Why It Works
- Fish sauce adds saltiness and umami depth without any strong fishy flavor.
- Granulated garlic delivers a strong garlic flavor that permeates the wings.
Most of us have our grilling standbys. For some, it's burgers, for others it's ribs. For me, it's chicken wings, and in particular these spicy wings marinated with soy sauce, fish sauce, Shaoxing wine, and spices. Here's how to make them.
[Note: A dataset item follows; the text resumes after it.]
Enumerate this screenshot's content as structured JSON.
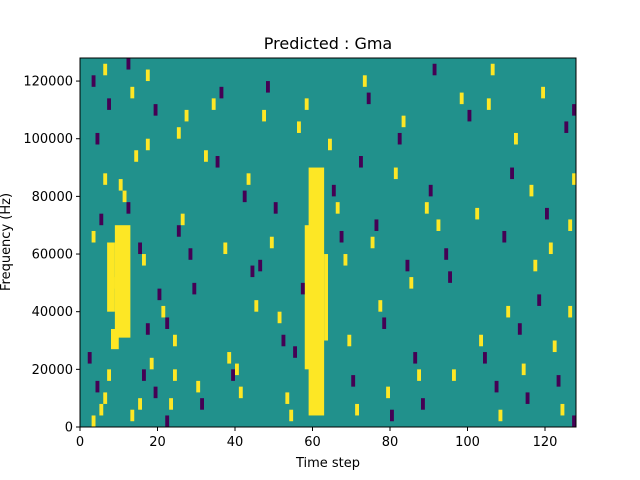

- 1 tablespoon Shaoxing wine
- 1 teaspoon freshly ground black pepper
- 2 tablespoons soy sauce
- 2 tablespoons Asian fish sauce
- 2 teaspoons sugar
- 2 teaspoons granulated garlic
- 15 dried red chili peppers, roughly chopped or snipped with scissors into small pieces
- 2 pounds chicken wings
- Fresh cilantro sprigs, for garnish
- Type of fire: two-zone indirect
- Grill heat: medium-high
In a large mixing bowl combine Shaoxing wine, black pepper, soy sauce, fish sauce, sugar, granulated garlic, and chili peppers together, stirring until sugar is dissolved. Add chicken wings, tossing to coat. Cover and let marinate overnight in refrigerator.
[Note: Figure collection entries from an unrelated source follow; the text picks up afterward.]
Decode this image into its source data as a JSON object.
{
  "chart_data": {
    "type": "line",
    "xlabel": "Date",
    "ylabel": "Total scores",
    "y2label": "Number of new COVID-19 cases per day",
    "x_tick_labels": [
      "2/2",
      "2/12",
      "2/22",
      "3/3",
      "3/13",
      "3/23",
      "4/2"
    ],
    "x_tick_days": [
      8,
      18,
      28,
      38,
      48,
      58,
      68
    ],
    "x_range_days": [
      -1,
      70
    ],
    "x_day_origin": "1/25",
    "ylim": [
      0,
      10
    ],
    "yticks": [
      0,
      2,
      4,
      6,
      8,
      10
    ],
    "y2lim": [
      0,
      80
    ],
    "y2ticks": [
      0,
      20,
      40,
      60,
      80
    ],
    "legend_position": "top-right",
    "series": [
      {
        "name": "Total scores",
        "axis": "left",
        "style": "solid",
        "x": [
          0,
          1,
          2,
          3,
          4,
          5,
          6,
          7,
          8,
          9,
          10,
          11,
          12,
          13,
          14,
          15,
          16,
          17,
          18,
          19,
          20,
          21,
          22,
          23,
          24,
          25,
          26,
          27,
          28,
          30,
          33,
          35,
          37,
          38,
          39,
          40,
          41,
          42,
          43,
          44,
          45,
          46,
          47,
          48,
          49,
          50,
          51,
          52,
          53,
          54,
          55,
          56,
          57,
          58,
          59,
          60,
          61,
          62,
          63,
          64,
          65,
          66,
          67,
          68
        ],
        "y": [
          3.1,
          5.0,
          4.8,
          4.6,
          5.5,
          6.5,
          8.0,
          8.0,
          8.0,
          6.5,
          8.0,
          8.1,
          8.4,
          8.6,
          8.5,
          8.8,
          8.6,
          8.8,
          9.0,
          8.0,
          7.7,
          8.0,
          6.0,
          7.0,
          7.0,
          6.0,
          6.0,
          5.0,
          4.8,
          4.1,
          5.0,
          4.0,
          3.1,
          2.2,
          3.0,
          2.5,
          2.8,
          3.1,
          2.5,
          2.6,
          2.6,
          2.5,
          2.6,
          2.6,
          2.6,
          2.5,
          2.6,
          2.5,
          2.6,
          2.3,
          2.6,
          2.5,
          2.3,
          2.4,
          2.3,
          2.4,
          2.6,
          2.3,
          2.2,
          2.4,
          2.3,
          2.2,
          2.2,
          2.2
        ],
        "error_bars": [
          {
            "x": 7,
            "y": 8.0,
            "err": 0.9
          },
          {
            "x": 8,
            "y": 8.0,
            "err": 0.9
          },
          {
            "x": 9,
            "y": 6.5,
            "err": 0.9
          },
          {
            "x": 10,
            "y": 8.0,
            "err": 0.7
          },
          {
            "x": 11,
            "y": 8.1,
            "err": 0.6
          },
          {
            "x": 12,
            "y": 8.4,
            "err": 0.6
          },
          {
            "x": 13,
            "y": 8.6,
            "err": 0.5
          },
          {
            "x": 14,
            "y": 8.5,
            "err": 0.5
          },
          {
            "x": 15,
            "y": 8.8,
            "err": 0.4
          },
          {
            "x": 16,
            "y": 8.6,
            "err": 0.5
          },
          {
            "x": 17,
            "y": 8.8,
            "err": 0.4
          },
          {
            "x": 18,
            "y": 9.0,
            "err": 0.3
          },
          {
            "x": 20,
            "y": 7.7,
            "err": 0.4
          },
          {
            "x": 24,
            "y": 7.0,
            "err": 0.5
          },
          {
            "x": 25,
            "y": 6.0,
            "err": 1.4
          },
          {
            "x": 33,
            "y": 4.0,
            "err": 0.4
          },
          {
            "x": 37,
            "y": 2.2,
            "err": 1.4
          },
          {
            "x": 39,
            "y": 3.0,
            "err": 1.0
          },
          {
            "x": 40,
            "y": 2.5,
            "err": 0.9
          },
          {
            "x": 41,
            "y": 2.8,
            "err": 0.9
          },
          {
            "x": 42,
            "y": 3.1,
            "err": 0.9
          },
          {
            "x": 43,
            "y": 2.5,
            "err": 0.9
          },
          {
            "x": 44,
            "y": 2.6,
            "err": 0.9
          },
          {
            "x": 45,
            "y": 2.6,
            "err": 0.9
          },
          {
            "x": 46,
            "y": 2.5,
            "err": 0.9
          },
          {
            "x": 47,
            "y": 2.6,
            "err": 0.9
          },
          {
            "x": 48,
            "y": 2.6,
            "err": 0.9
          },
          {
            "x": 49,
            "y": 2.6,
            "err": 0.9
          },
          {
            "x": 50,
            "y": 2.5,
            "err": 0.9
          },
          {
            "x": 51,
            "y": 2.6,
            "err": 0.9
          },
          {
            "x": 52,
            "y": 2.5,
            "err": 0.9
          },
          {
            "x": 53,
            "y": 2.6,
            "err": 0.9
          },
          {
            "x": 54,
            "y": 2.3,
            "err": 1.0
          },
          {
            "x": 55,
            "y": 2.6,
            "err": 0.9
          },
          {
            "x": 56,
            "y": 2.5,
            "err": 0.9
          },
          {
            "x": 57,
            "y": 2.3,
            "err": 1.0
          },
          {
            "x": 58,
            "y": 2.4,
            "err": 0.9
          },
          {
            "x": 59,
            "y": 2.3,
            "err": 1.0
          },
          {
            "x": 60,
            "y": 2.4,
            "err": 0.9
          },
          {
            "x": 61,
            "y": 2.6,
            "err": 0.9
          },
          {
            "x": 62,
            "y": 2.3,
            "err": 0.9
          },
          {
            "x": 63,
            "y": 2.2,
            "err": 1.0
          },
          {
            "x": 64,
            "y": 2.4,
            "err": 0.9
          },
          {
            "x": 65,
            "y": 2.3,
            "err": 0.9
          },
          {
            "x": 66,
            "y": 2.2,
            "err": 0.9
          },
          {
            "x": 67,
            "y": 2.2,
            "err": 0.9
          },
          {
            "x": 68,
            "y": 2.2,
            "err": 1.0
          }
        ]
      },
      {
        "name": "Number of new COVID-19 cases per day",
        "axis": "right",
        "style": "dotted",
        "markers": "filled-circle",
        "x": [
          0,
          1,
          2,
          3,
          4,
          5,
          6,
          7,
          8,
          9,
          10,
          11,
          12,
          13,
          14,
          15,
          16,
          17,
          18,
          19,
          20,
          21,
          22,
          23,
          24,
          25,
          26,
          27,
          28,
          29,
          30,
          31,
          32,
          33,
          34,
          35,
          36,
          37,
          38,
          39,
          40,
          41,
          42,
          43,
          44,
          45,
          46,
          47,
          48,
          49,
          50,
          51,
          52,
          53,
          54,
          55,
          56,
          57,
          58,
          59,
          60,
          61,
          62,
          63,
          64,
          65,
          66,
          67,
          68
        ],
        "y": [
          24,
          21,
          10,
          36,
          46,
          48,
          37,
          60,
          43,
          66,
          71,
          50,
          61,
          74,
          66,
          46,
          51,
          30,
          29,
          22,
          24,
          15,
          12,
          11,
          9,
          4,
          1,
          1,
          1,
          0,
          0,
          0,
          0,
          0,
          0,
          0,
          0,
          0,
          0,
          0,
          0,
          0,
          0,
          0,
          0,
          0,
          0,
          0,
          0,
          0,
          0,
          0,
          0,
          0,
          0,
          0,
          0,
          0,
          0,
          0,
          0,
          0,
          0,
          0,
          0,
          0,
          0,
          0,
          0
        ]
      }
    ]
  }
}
Light one chimney full of charcoal. When all the charcoal is lit and covered with gray ash, pour out and arrange coals on one side of the charcoal grate. Set cooking grate in place, cover grill and allow to preheat for 5 minutes. Clean and oil the grilling grate.
Drain wings and pat dry. Grill wings, covered, over indirect heat for 7 minutes. Turn wings and cook, covered, until cooked through and golden brown, about 7 minutes longer.
Transfer wings to direct heat and cook until crispy on both sides, about 1 minute per side.
Serve right away garnished with cilantro.